Ukraine-Taïwan: la marche vers la guerre

Les conflits sont-ils vraiment évitables ? Si l’OTAN avait montré moins de fermeté avec la Russie, qu’aurait-on dit ? On aurait sans doute parlé d’un nouvel « accord de Munich ». Mais en l’occurrence, dans cette nouvelle phase de l’Histoire, c’est l’Occident qui ne cesse d’avancer vers l’Est et de se rapprocher dangereusement de Moscou. On se rappelle de la déclaration de Vladimir Poutine d’il y a quelques années: « Je ne sais pas comment tout cela va se terminer, mais je ne peux pas faire autrement. » Si l’OTAN s’installe aujourd’hui à Kiev, qui empêchera demain l’organisation atlantique de finir de déstabiliser Loukachenko, fort mal en point en Biélorussie, et d’installer demain ses missiles à Minsk ? Jusqu’où Poutine pourra-t-il reculer sans tomber ? Au Kazakhstan, il a dû envoyer des troupes russes pour empêcher la révolte populaire d’emporter le régime du successeur de l’autocrate Nazarbaïev, le peu populaire Tokaïev. Ce dernier a même ordonné à l’armée de tirer sur la foule. C’est dire si, de toute part, le navire russe prend l’eau. Alors le maître du Kremlin n’a d’autre choix que d’avancer pour ne pas reculer. Il met un point d’honneur à ne pas céder sur l’adhésion de l’Ukraine à l’OTAN. Quitte à précipiter le monde dans la guerre totale.

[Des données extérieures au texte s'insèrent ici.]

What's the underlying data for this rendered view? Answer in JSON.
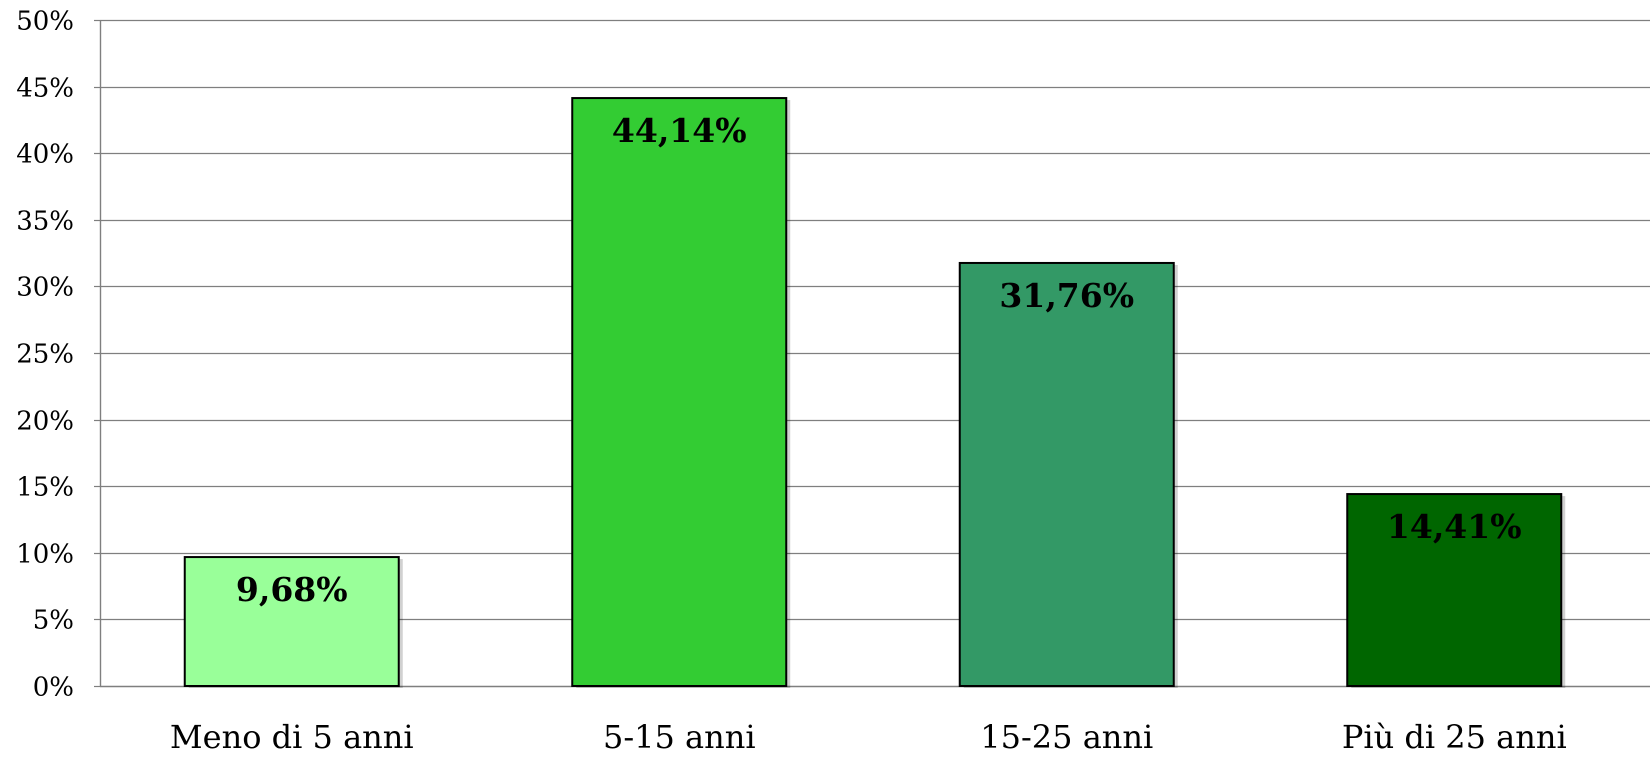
{
  "chart_data": {
    "type": "bar",
    "categories": [
      "Meno di 5 anni",
      "5-15 anni",
      "15-25 anni",
      "Più di 25 anni"
    ],
    "values": [
      9.68,
      44.14,
      31.76,
      14.41
    ],
    "data_labels": [
      "9,68%",
      "44,14%",
      "31,76%",
      "14,41%"
    ],
    "bar_colors": [
      "#99ff99",
      "#33cc33",
      "#339966",
      "#006600"
    ],
    "ylim": [
      0,
      50
    ],
    "yticks": [
      0,
      5,
      10,
      15,
      20,
      25,
      30,
      35,
      40,
      45,
      50
    ],
    "ytick_labels": [
      "0%",
      "5%",
      "10%",
      "15%",
      "20%",
      "25%",
      "30%",
      "35%",
      "40%",
      "45%",
      "50%"
    ],
    "grid": true,
    "legend": "none",
    "title": "",
    "xlabel": "",
    "ylabel": ""
  }
}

Du côté américain, Joe Biden n’est pas non plus dans une excellente situation. Son début de mandat est catastrophique et on a fini par se rendre compte que, à l’instar de François Hollande en France, son peuple ne l’a porté à la magistrature suprême que pour une seule raison: faire déguerpir son prédécesseur. En outre, il a montré son manque total de diplomatie en ayant traité Vladimir Poutine de « tueur » à la télévision devant des millions de téléspectateurs médusés. Sans doute croit-il qu’un affrontement avec la Russie peut redorer son étoile ternie, mais il semble que lui non plus ne mesure pas les conséquences de ses actes.

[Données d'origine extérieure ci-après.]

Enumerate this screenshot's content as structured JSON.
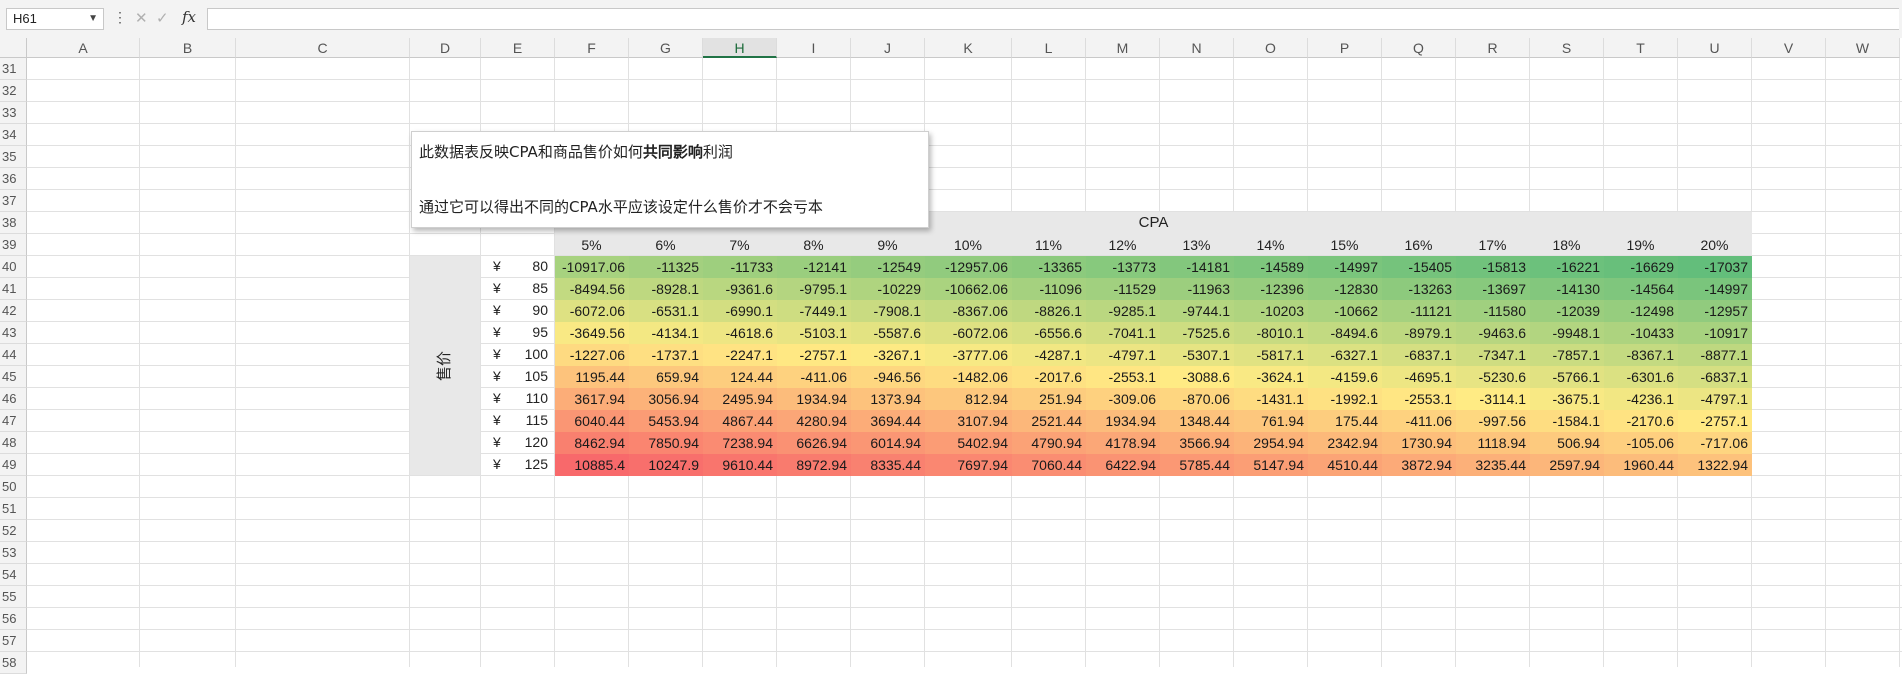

Côté chinois, par contre, on se frotte les mains. Xi Jinping subit de plein fouet les effets de la guerre commerciale qu’a lancé contre lui le gouvernement américain et il n’attend qu’une chose: que les Russes allument l’étincelle pour en découdre avec l’Oncle Sam sur l’éternel sujet de désaccord: Taïwan. De l’autre côté du détroit, on se prépare depuis longtemps à cet affrontement, mais les Etats-Unis pourraient se retrouver à combattre sur deux fronts en même temps et devoir faire le choix de diviser leurs forces. Certes, cela ne les a pas empêché de gagner la Seconde Guerre Mondiale contre les Japonais et les Allemands en même temps, mais il semble que les adversaires d’aujourd’hui ne soient pas du même acabit.

Reste enfin un dernier acteur: l’Union Européenne. La perspective de la guerre n’a fait que renforcer l’union entre ses membres. Tous ont réagi unanimement concernant les sanctions à appliquer à la Biélorussie, mais il reste à résoudre le cas épineux du maître de Budapest, Viktor Orban, qui penche toujours du côté de Moscou. Un autre problème resurgira également du côté du moteur franco-allemand: si la guerre se déclenche vers la mi-février comme le pensent les experts, la France sera en pleine campagne présidentielle et l’élément moteur de l’Union sur le plan militaire, en l’absence du Royaume-Uni, ne pourra jouer pleinement son rôle. C’est sans doute un coup à jouer pour Vladimir Poutine.